"Hey everybody look! Zit makeup," yells Steve Bolander in the boy's room at the Freshman hop. It's probably not a huge surprise that my first memory of teenage personal hygiene came from "American Graffiti". I do recall my older brother's battles with his skin as puberty roared into his life, but not as distinctly as I remember this moment from one of my favorite films. The very idea that Ron Howard (Opie Taylor) would have an unsightly blemish on his movie star skin seemed revelatory to me at the time.
They didn't mention the "zit makeup" by name, but I became familiar with references to Clearasil over the next few years. It showed up in Mad Magazine, after all, and there was a Wacky Package sticker for "Queerasil". Skin care was in my future, and the anticipation seemed oppressive to me.

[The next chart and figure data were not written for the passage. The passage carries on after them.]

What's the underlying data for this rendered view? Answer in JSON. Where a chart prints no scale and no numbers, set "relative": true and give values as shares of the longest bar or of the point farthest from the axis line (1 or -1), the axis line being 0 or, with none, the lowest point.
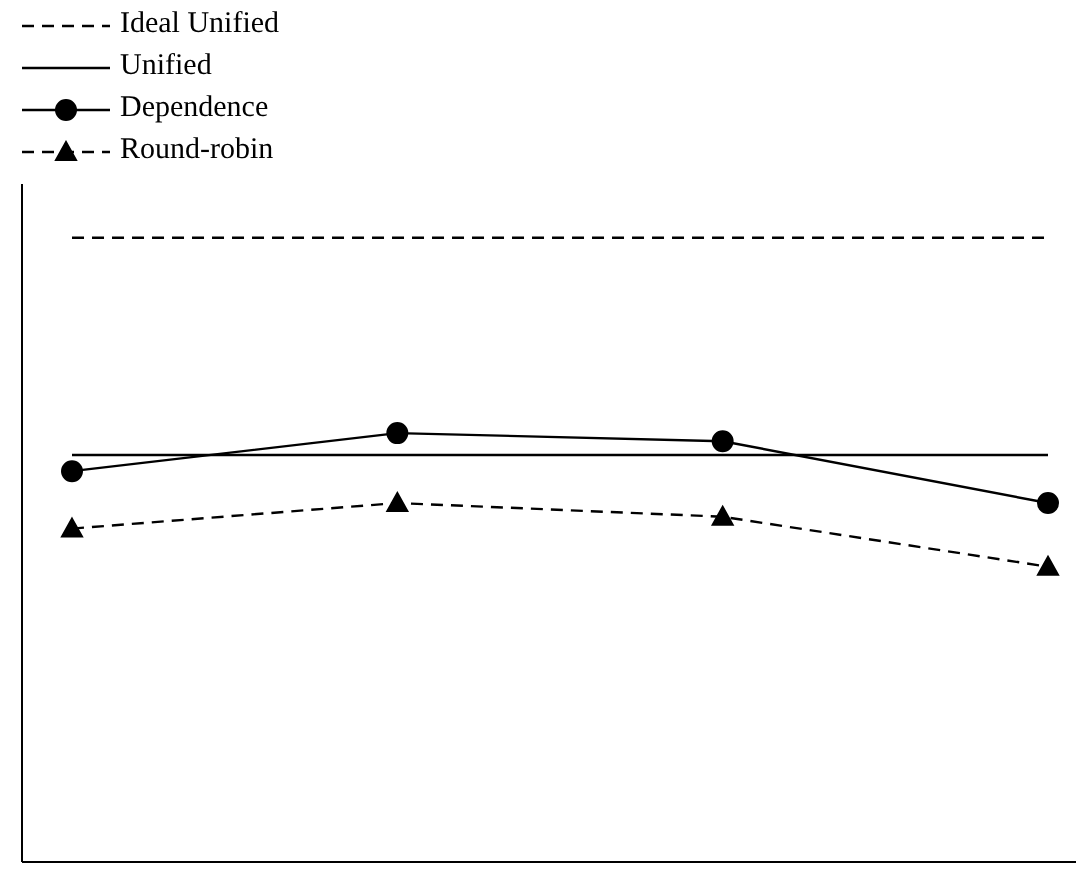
{
  "chart_data": {
    "type": "line",
    "relative": true,
    "categories": [
      null,
      null,
      null,
      null
    ],
    "legend": "top left",
    "series": [
      {
        "name": "Ideal Unified",
        "color": "#000000",
        "values": [
          1,
          1,
          1,
          1
        ],
        "line_style": "dashed",
        "marker": "none"
      },
      {
        "name": "Unified",
        "color": "#000000",
        "values": [
          0.652,
          0.652,
          0.652,
          0.652
        ],
        "line_style": "solid",
        "marker": "none"
      },
      {
        "name": "Dependence",
        "color": "#000000",
        "values": [
          0.626,
          0.687,
          0.674,
          0.575
        ],
        "line_style": "solid",
        "marker": "circle"
      },
      {
        "name": "Round-robin",
        "color": "#000000",
        "values": [
          0.534,
          0.575,
          0.553,
          0.473
        ],
        "line_style": "dashed",
        "marker": "triangle"
      }
    ]
  }
}
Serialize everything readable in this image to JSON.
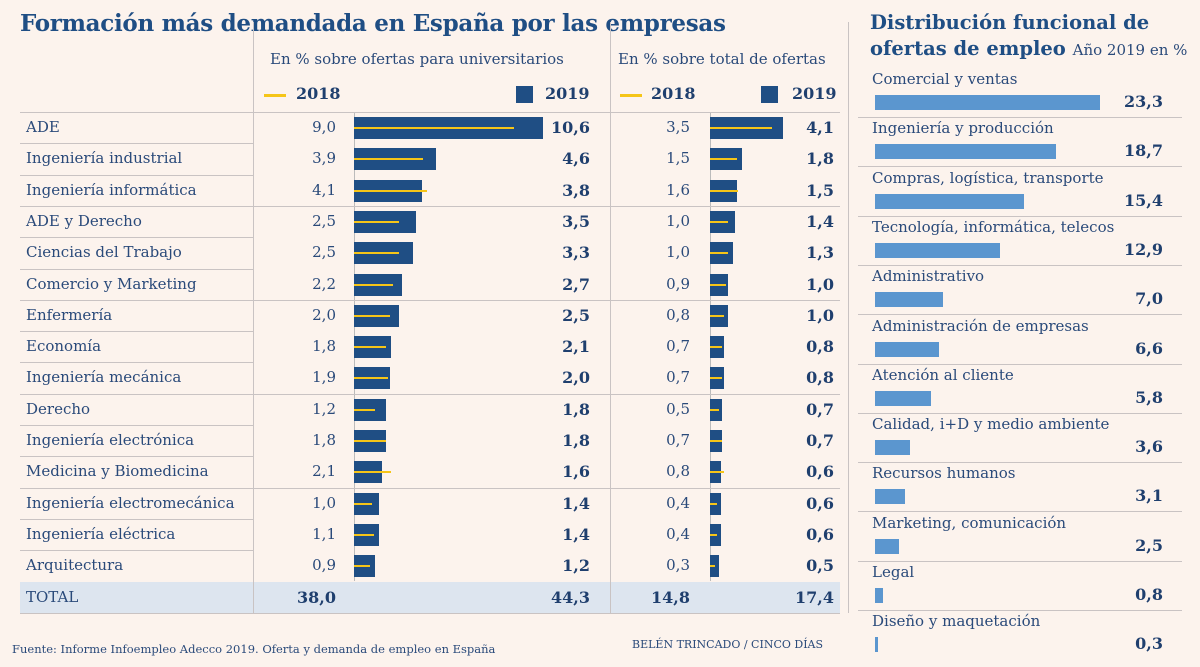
{
  "title": "Formación más demandada en España por las empresas",
  "chart_data": [
    {
      "type": "bar",
      "title": "Formación más demandada en España por las empresas",
      "columns": [
        {
          "subtitle": "En % sobre ofertas para universitarios",
          "key": "univ"
        },
        {
          "subtitle": "En % sobre total de ofertas",
          "key": "total"
        }
      ],
      "legend": {
        "y2018": "2018",
        "y2019": "2019"
      },
      "categories": [
        "ADE",
        "Ingeniería industrial",
        "Ingeniería informática",
        "ADE y Derecho",
        "Ciencias del Trabajo",
        "Comercio y Marketing",
        "Enfermería",
        "Economía",
        "Ingeniería mecánica",
        "Derecho",
        "Ingeniería electrónica",
        "Medicina y Biomedicina",
        "Ingeniería electromecánica",
        "Ingeniería eléctrica",
        "Arquitectura"
      ],
      "univ_2018": [
        "9,0",
        "3,9",
        "4,1",
        "2,5",
        "2,5",
        "2,2",
        "2,0",
        "1,8",
        "1,9",
        "1,2",
        "1,8",
        "2,1",
        "1,0",
        "1,1",
        "0,9"
      ],
      "univ_2019": [
        "10,6",
        "4,6",
        "3,8",
        "3,5",
        "3,3",
        "2,7",
        "2,5",
        "2,1",
        "2,0",
        "1,8",
        "1,8",
        "1,6",
        "1,4",
        "1,4",
        "1,2"
      ],
      "total_2018": [
        "3,5",
        "1,5",
        "1,6",
        "1,0",
        "1,0",
        "0,9",
        "0,8",
        "0,7",
        "0,7",
        "0,5",
        "0,7",
        "0,8",
        "0,4",
        "0,4",
        "0,3"
      ],
      "total_2019": [
        "4,1",
        "1,8",
        "1,5",
        "1,4",
        "1,3",
        "1,0",
        "1,0",
        "0,8",
        "0,8",
        "0,7",
        "0,7",
        "0,6",
        "0,6",
        "0,6",
        "0,5"
      ],
      "total_row": {
        "label": "TOTAL",
        "univ_2018": "38,0",
        "univ_2019": "44,3",
        "total_2018": "14,8",
        "total_2019": "17,4"
      },
      "colors": {
        "y2018": "#f5c518",
        "y2019": "#1f4e84"
      }
    },
    {
      "type": "bar",
      "title": "Distribución funcional de ofertas de empleo",
      "subtitle": "Año 2019 en %",
      "categories": [
        "Comercial y ventas",
        "Ingeniería y producción",
        "Compras, logística, transporte",
        "Tecnología, informática, telecos",
        "Administrativo",
        "Administración de empresas",
        "Atención al cliente",
        "Calidad, i+D y medio ambiente",
        "Recursos humanos",
        "Marketing, comunicación",
        "Legal",
        "Diseño y maquetación"
      ],
      "values": [
        "23,3",
        "18,7",
        "15,4",
        "12,9",
        "7,0",
        "6,6",
        "5,8",
        "3,6",
        "3,1",
        "2,5",
        "0,8",
        "0,3"
      ],
      "color": "#5b96cf"
    }
  ],
  "footer": {
    "source": "Fuente: Informe Infoempleo Adecco 2019. Oferta y demanda de empleo en España",
    "credit": "BELÉN TRINCADO / CINCO DÍAS"
  }
}
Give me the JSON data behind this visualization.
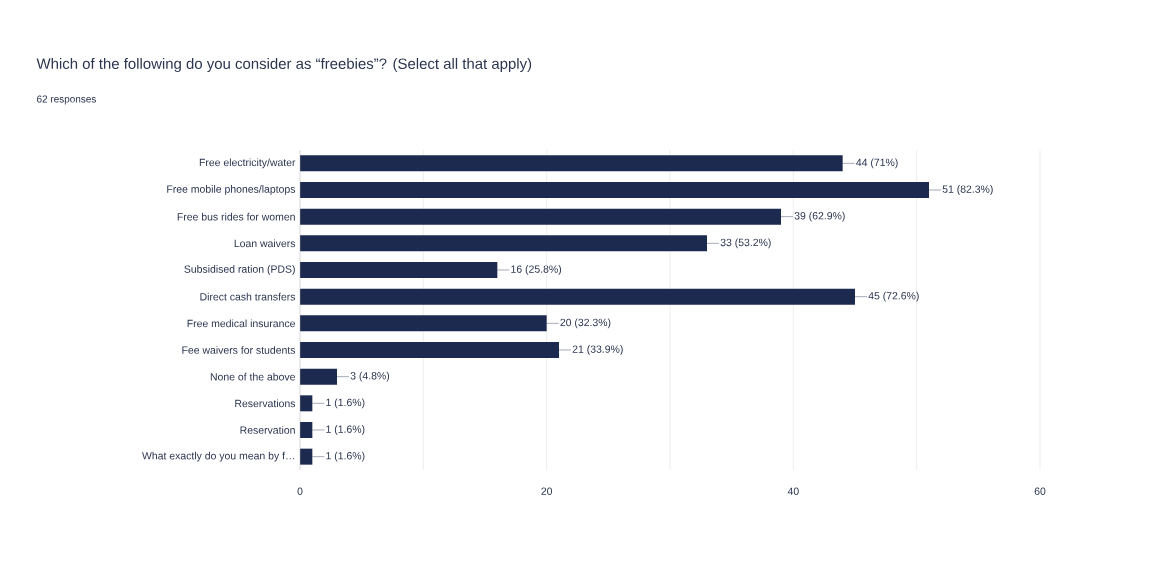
{
  "chart_data": {
    "type": "bar",
    "orientation": "horizontal",
    "title": "Which of the following do you consider as “freebies”? (Select all that apply)",
    "subtitle": "62 responses",
    "categories": [
      "Free electricity/water",
      "Free mobile phones/laptops",
      "Free bus rides for women",
      "Loan waivers",
      "Subsidised ration (PDS)",
      "Direct cash transfers",
      "Free medical insurance",
      "Fee waivers for students",
      "None of the above",
      "Reservations",
      "Reservation",
      "What exactly do you mean by f…"
    ],
    "values": [
      44,
      51,
      39,
      33,
      16,
      45,
      20,
      21,
      3,
      1,
      1,
      1
    ],
    "value_labels": [
      "44 (71%)",
      "51 (82.3%)",
      "39 (62.9%)",
      "33 (53.2%)",
      "16 (25.8%)",
      "45 (72.6%)",
      "20 (32.3%)",
      "21 (33.9%)",
      "3 (4.8%)",
      "1 (1.6%)",
      "1 (1.6%)",
      "1 (1.6%)"
    ],
    "color": "#1b2a4e",
    "xlim": [
      0,
      60
    ],
    "xticks": [
      0,
      {
        "value": 10,
        "label": null
      },
      20,
      {
        "value": 30,
        "label": null
      },
      40,
      {
        "value": 50,
        "label": null
      },
      60
    ],
    "grid": "x"
  }
}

No more oppressive than the reality. By the time I began my own struggles with unsightly blemishes, the emphasis had shifted from covering them up to scrubbing and medicating them. I went through jars of Stri-Dex pads, marvelling each night at the amount of filth my face was capable of carrying around. I felt my pores responding, and I hoped that each morning would bring relief from the scourge acne that had afforded my "friends" the opportunity to add "Zitface" to the string of epithets by which I was recognized.
I moved from the medicated pads to the hard stuff: Benzoyl Peroxide. I used the face scrub and the lotion and whatever the Oxy 10 people were pushing at the moment. I trusted them because they didn't euphemize. They called a zit a zit, and they seemed to understand the terror that each new eruption created. For a time, I only wished that Oxy 10 came in formulas that increased geometrically, Oxy 100 -1000, to suit the challenge presented by my face.
Now that I am older and clogged pores are the least of my worries, I have the perspective to recognize that my dermatological problems were slight compared to many who I met in college, and for years after. The fact that I still encounter the periodic blackhead or pimple is now a faint echo of my youth. Zits, compared to a kidney stone or getting one's prostate checked, seem like a relief. I know that a proper diet and healthy routines can save my son from the anguish and torment caused by the hormonal imbalances of adolescence. But just in case, I'll have some zit makeup around for his freshman hop.